Valley Girl

MGM Home Entertainment, $19.95

NICOLAS CAGE before The Rock? Bitchin’! And after? Like, total pukeoid! Reaching DVD Aug. 5, 1983’s Valley Girl wasn’t just way pre-Rock but Cage’s first leading role under his stage surname, rather than his illustrious family handle, Coppola. The former hangdog indie curiosity/current personality-free action megastar is surprisingly all over this special edition disc, asserting in assorted featurettes that Girl is a time capsule for the ’80s, an updated Romeo and Juliet, and a story that promotes individuality. We sure as hell aren’t still quoting Girl 20 years later because it told us to be ourselves, but to hear the reassembled cast tell it (surprisingly, Deborah Foreman and Cameron Dye were available!), the flick was the Citizen Kane of opposite-sides-of-the-tracks teen romances.

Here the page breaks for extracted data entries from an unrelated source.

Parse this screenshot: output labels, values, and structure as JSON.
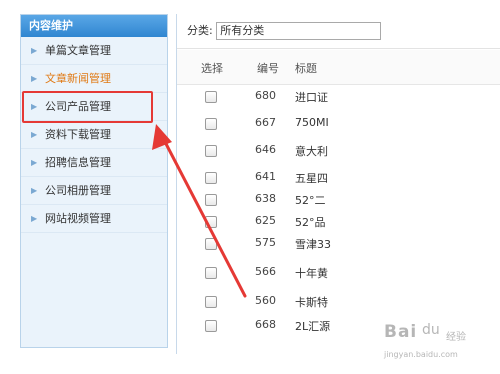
{
  "sidebar": {
    "title": "内容维护",
    "items": [
      {
        "label": "单篇文章管理",
        "active": false
      },
      {
        "label": "文章新闻管理",
        "active": true
      },
      {
        "label": "公司产品管理",
        "active": false,
        "highlighted": true
      },
      {
        "label": "资料下载管理",
        "active": false
      },
      {
        "label": "招聘信息管理",
        "active": false
      },
      {
        "label": "公司相册管理",
        "active": false
      },
      {
        "label": "网站视频管理",
        "active": false
      }
    ]
  },
  "filter": {
    "label": "分类:",
    "value": "所有分类"
  },
  "table": {
    "headers": {
      "select": "选择",
      "number": "编号",
      "title": "标题"
    },
    "rows": [
      {
        "number": "680",
        "title": "进口证"
      },
      {
        "number": "667",
        "title": "750MI"
      },
      {
        "number": "646",
        "title": "意大利"
      },
      {
        "number": "641",
        "title": "五星四"
      },
      {
        "number": "638",
        "title": "52°二"
      },
      {
        "number": "625",
        "title": "52°品"
      },
      {
        "number": "575",
        "title": "雪津33"
      },
      {
        "number": "566",
        "title": "十年黄"
      },
      {
        "number": "560",
        "title": "卡斯特"
      },
      {
        "number": "668",
        "title": "2L汇源"
      }
    ]
  },
  "watermark": {
    "brand": "Bai",
    "paw": "du",
    "sub": "经验",
    "url": "jingyan.baidu.com"
  },
  "colors": {
    "accent": "#2f86d1",
    "active_item": "#e07a15",
    "annotation": "#e53935"
  }
}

The extras are rough stuff, overlong and uncomfortable. The “Music of Valley Girl” featurette, featuring Modern English, the Plimsouls, and Josie Cotton, offers the simultaneously tragic and uproarious spectacle of former featherheads pontificating about the musical impactas if these one-hit wonders were the Beatles or something.

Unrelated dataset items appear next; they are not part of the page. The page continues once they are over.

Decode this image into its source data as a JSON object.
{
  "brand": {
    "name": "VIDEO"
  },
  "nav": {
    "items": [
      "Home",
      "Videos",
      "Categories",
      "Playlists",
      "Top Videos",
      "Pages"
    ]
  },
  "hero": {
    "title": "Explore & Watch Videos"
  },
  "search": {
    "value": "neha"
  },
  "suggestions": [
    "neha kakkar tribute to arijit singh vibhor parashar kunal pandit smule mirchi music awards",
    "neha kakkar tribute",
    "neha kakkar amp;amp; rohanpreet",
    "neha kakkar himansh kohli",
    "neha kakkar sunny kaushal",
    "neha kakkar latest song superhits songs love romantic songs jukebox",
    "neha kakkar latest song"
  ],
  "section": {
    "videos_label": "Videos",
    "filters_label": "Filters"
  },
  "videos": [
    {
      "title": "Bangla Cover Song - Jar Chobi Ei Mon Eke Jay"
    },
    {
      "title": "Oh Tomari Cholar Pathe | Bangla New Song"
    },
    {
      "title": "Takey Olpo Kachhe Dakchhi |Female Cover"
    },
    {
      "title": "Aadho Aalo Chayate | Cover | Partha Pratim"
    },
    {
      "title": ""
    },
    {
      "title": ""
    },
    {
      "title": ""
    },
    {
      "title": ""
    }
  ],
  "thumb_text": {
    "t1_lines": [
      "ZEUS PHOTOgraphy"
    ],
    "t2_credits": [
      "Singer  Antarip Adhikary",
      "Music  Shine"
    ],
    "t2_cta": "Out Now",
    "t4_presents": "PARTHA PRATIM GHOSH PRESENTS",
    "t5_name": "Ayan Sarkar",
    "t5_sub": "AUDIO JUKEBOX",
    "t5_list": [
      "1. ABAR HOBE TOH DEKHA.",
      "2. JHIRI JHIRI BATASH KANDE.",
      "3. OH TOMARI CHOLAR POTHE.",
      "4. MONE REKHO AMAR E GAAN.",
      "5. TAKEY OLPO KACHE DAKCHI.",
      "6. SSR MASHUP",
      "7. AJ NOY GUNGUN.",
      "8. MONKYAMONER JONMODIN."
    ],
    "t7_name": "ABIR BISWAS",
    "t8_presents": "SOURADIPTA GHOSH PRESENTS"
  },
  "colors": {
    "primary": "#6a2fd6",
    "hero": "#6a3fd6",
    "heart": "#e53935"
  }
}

Other than a few Pop-Up Video-style commentary tracks, the standout is a sit-down between Cage and director Martha Coolidge. It’s a pleasure to learn that (1) Cage ad-libbed the film’s best line (“Fuck off! For sure! Like, totally!”), and that (2) Coolidge’s simple direction in a breakup scene”You’re hurt but not defeated”gave Cage “dignity as an actor.” It’s less of a pleasure to watch Cage, clad in a snakeskin jacket and emerald shades, segue into “searching within himself” for “the emotion” as Coolidge affirms how us regular folks just don’t understand the craft of acting. Jesus, guys, this is Valley Girl, not, um, Face/Off. ANDREW BONAZELLI

AMONG THE BETTER DVD releases for Aug. 19, Bob Fosse’s 1979 All That Jazz lacks any extras but features great choreography (Chicago director Rob Marshall should take notes, lots of notes). Neil Jordan provides commentary on his crime-flick remake, The Good Thief, while Michael Moore has packed four hours (!) of extras onto his Oscar-winning Bowling for Columbine, including his controversial Oscar speech (Roger & Me finally reaches DVD on the same date). Krzysztof Kieslowski’s entire Decalogue is a big deal on disc; Criterion is pushing a nice Merchant-Ivory series (if you care to excuse them for Le Divorce); and The Kid Stays in the Picture contains still more of Robert Evans. EDS.